The City has seen an increase in pluvial (inland) flooding, particularly over the last 3 years, which tracks an increase in high-intensity rain events hitting the Mid-Atlantic region. In 2016, the City completed a City-wide capacity analysis study to identify problem areas that would benefit from conveyance capacity upgrades as large scale capital improvements (CI) to address flooding on the watershed or sub-watershed scale. This planning work has led to the identification of the top 10 prioritized unique CI projects ranging in size from $10 million to $64 million. The detailed design and implementation of these 10 “Large Capacity” projects will be rolled out over the next 10 years.
In conjunction with this long-term planning, the City had been tracking an increase in Alex311 online reporting and phone calls and community groups reporting flooding events. Using this data, 19 distinct neighborhoods were identified for further “Neighborhood Engagement” and follow up action. This sparked the implementation of a parallel program to investigate the root causes of the flooding and develop solutions to provide more immediate relief to the neighborhoods most impacted by these flash flooding events.
The City hosted both in person and virtual community engagement sessions with each neighborhood where they  gathered firsthand accounts of the flooding being experienced at individual properties.
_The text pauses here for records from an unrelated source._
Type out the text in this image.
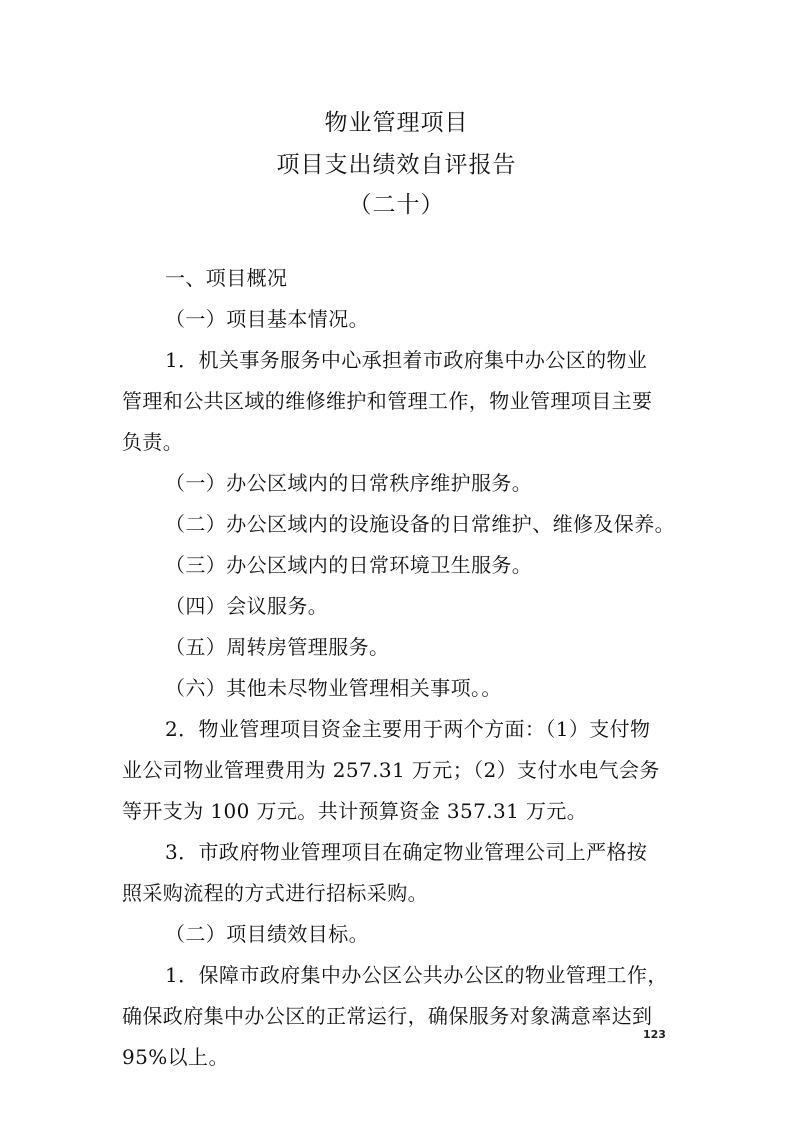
物业管理项目
项目支出绩效自评报告
（二十）

一、项目概况

（一）项目基本情况。

1．机关事务服务中心承担着市政府集中办公区的物业

管理和公共区域的维修维护和管理工作，物业管理项目主要

负责。

（一）办公区域内的日常秩序维护服务。

（二）办公区域内的设施设备的日常维护、维修及保养。

（三）办公区域内的日常环境卫生服务。

（四）会议服务。

（五）周转房管理服务。

（六）其他未尽物业管理相关事项。。

2．物业管理项目资金主要用于两个方面：（1）支付物

业公司物业管理费用为 257.31 万元；（2）支付水电气会务

等开支为 100 万元。共计预算资金 357.31 万元。

3．市政府物业管理项目在确定物业管理公司上严格按

照采购流程的方式进行招标采购。

（二）项目绩效目标。

1．保障市政府集中办公区公共办公区的物业管理工作，

确保政府集中办公区的正常运行，确保服务对象满意率达到

95%以上。

123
With these insights, and data gathered through field visits and CCTV investigation into pipe conditions, connectivity, and diameters, the team was able to update the existing city-wide storm system models and identify four distinct work streams to start providing immediate relief: Large CI projects, Spot Projects, maintenance, private floodproofing (supported by a new City grant reimbursement program). These solutions are being designed to provide immediate improvements and to be incorporated into the long-term capital improvements.
This presentation provides an overview of the community neighborhood engagement, neighborhood investigations, solution development, and supporting state and federal grant application processes that have been implemented to make this undertaking a success.